Is it possible to use a custom type with the FSharp.Data.CsvProvider when specifying a Schema?


I'm working in F# with a CSV that looks like this:

When,Where,HowMuch
11/24/2019,Germany,100 EUR
11/25/2019,France,100 EUR
11/26/2019,Switzerland,50 CHF
11/27/2019,USA,75 USD

I'm using the CSV Type Provider in the FSharp.Data package to parse this data.

type CurrencyDetector = CsvProvider<"Currencies.csv">

Obviously the first column is a date, and the second is a string.

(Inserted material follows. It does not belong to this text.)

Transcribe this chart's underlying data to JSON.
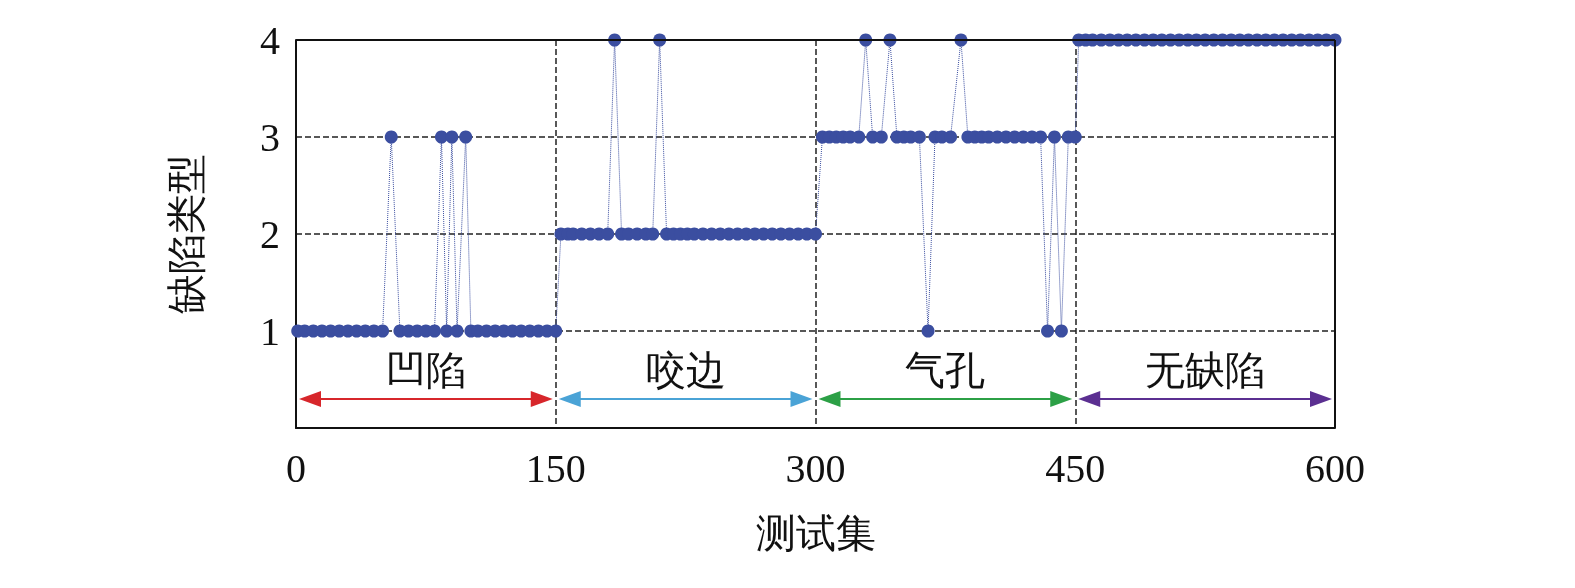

For the third, I'd like to use this type:

type Money (amountAndDenomination : string) =

    let parts = amountAndDenomination.Split ' '

    member __.Amount = Decimal.Parse parts.[0]
    member __.Denomination = parts.[1]

I've tried a few permutations of the Schema argument in my CsvProvider line, but nothing has worked so far. For example:

type CurrencyDetector = CsvProvider<"Currencies.csv",Schema="When (date),Where (string),HowMuch (Money)">

When comes out as DateTime and Where as string, but HowMuch becomes a string property named HowMuch (Money):

Demonstration of type provider properties in use

Is there a way to use my own classes with the CsvProvider, or is this just not possible?


Solution

  • According to the documentation for the CsvProvider, I don't think it is possible:

    Schema parameter: "Optional column types, in a comma separated list. Valid types are int, int64, bool, float, decimal, date, guid, string, int?, int64?, bool?, float?, decimal?, date?, guid?, int option, int64 option, bool option, float option, decimal option, date option, guid option and string option. You can also specify a unit and the name of the column like this: Name (type<\unit>), or you can override only the name. If you don't want to specify all the columns, you can reference the columns by name like this: ColumnName=type."

    Note in the above, however, that there is the possibility of using units of measure. So you might explore creating units of measure for the currency denominations. The type provider might require a different format for that column though.

    In the documentation for the CSV Type Provider, you can find further information about units of measure and also how to "transform the columns themselves by using Map", which should enable you to map the string type to a custom type. Looking at the source code, suggests that the Rows collection is a sequence of Row objects, each of which is a tuple. So you should be able to use Seq.map and/or any other function in the Seq module to post-process the generated collection.